New York Donald Trump sbarca al Palazzo di Vetro di New York presentando un biglietto da visita che la dice tutta sul suo rapporto con le Nazioni Unite. La riforma dell'organizzazione internazionale è infatti il primo degli argomenti affrontati dal presidente americano nel suo debutto all'Assemblea Generale. Una proposta da lui fortemente voluta per un'istituzione che in passato ha definito «obsoleta», un «club di gente che si riunisce, parla e si diverte». Questa volta invece, pur tornando a bacchettare il Palazzo di Vetro per la cattiva gestione, ha trovato un'inusuale intesa con il segretario generale Antonio Guterres. «L'Onu è stata fondata su principi molto nobili, come la dignità di tutte le persone e la pace internazionale, e ha aiutato a portare avanti questi obiettivi, ma negli ultimi anni non è riuscita a raggiungere il suo pieno potenziale a causa della burocrazia e della cattiva gestione», ha esordito Trump all'evento sulla riforma organizzato proprio dagli Usa, e che ha già incassato il supporto di 128 Paesi membri. Sottolineando che a proposito dei finanziamenti «nessun Paese dovrebbe accollarsi un peso troppo grande». «Il budget delle Nazioni Unite è aumentato del 140 per cento ma il suo staff è raddoppiato dal 2000, non vediamo risultati in linea con questo investimento», ha avvertito. Però, sotto Guterres, questo «sta cambiando, e velocemente».

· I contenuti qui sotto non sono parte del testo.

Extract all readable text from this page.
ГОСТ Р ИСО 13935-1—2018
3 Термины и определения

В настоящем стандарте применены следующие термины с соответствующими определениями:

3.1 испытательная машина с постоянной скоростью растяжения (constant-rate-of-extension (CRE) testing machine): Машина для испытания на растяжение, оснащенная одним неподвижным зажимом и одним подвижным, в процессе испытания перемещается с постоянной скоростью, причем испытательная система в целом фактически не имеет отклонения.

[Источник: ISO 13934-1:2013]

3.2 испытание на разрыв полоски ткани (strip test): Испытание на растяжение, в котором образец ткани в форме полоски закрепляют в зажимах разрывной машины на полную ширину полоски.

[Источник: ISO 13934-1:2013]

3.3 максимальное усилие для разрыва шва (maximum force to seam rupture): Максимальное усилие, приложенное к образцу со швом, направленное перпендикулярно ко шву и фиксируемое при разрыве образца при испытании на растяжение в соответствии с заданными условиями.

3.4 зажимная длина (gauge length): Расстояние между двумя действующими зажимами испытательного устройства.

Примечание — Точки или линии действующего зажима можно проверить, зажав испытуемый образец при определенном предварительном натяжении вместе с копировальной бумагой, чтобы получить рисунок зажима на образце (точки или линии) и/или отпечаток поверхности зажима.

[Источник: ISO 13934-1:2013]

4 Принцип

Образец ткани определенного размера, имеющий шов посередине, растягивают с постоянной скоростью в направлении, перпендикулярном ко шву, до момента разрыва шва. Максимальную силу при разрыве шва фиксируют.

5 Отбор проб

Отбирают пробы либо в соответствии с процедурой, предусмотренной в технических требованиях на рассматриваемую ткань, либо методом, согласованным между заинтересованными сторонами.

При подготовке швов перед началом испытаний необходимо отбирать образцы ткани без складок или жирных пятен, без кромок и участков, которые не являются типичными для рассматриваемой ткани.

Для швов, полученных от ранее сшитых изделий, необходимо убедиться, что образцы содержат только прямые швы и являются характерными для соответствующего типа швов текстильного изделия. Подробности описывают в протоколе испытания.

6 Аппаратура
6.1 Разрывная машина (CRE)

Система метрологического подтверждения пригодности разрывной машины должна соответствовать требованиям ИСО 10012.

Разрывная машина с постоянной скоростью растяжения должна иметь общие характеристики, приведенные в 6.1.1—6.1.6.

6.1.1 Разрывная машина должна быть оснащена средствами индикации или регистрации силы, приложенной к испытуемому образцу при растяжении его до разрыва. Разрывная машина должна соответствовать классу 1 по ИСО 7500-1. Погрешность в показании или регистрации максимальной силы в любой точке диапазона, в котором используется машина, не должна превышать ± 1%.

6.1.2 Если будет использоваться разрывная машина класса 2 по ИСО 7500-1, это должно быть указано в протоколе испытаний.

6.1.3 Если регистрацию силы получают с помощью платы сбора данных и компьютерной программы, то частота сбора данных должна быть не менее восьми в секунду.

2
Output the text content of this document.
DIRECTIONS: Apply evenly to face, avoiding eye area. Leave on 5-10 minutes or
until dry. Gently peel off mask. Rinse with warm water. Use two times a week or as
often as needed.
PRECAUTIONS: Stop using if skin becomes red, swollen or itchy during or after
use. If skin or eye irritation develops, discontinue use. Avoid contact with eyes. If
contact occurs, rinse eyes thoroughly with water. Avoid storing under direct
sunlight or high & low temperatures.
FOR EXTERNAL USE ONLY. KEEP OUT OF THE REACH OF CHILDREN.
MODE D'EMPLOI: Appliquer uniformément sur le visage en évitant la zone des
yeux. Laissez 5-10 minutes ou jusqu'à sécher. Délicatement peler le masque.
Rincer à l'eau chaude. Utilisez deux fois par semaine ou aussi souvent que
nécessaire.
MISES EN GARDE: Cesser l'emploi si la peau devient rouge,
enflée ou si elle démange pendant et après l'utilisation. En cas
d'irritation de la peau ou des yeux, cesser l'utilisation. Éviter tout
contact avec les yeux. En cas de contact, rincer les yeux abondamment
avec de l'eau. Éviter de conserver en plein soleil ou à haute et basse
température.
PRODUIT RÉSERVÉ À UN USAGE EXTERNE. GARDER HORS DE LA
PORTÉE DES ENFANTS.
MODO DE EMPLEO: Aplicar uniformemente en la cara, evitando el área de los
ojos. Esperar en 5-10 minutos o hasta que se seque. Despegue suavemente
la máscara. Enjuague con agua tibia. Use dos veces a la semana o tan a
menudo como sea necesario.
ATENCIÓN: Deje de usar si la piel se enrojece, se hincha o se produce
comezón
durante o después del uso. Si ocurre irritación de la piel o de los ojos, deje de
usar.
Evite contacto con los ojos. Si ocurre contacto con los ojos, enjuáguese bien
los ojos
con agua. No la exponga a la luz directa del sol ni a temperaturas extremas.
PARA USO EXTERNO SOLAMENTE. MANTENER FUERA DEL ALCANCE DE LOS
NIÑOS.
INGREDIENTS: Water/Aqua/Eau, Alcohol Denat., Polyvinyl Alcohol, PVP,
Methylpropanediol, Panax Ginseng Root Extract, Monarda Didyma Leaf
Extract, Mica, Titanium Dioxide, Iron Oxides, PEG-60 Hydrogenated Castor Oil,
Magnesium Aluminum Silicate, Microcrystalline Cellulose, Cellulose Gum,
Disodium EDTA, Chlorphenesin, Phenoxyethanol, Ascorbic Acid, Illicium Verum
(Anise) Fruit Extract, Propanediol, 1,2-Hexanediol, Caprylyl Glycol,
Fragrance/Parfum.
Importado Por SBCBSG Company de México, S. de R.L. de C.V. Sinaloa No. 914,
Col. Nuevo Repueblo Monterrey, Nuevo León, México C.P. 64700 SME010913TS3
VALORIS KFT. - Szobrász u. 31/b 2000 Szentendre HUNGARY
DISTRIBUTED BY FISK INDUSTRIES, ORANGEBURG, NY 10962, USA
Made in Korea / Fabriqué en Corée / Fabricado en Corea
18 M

Il commander in chief ha plaudito agli sforzi del segretario generale per rendere l'organizzazione più efficiente, e proprio sulla lotta alla burocrazia tra i due si è instaurata un'intesa. «Qualcuno mi chiede cosa mi tiene sveglio la notte? È la burocrazia», ha detto Guterres: «Non dimentichiamo che siamo qui per servire le persone, la riforma è per loro, per i contribuenti che lavorano sodo». «Insieme - ha continuato - stiamo facendo progressi su un'audace agenda di riforme e il nostro obiettivo è una Onu del 21° secolo concentrata più sui risultati che sulla burocrazia, come ha detto giustamente il presidente». D'altronde The Donald ha anticipato che il suo messaggio in mattinata dal podio dell'Assemblea Generale sarà proprio «make the United Nations great», fare le Nazioni Unite grandi. Ma «non di nuovo», ha precisato, sottolineando la differenza con il suo slogan «make America great again». In parallelo, il consigliere economico della Casa Bianca Gary Cohn ha affrontato il dossier caldo del clima in una colazione informale a Manhattan con una decina di ministri dell'Ambiente, tra cui l'italiano Gian Luca Galletti. Secondo Cohn è necessario lavorare insieme per promuovere un approccio equilibrato alla riduzione delle emissioni, che non sacrifichi tuttavia la sicurezza energetica e la crescita economica.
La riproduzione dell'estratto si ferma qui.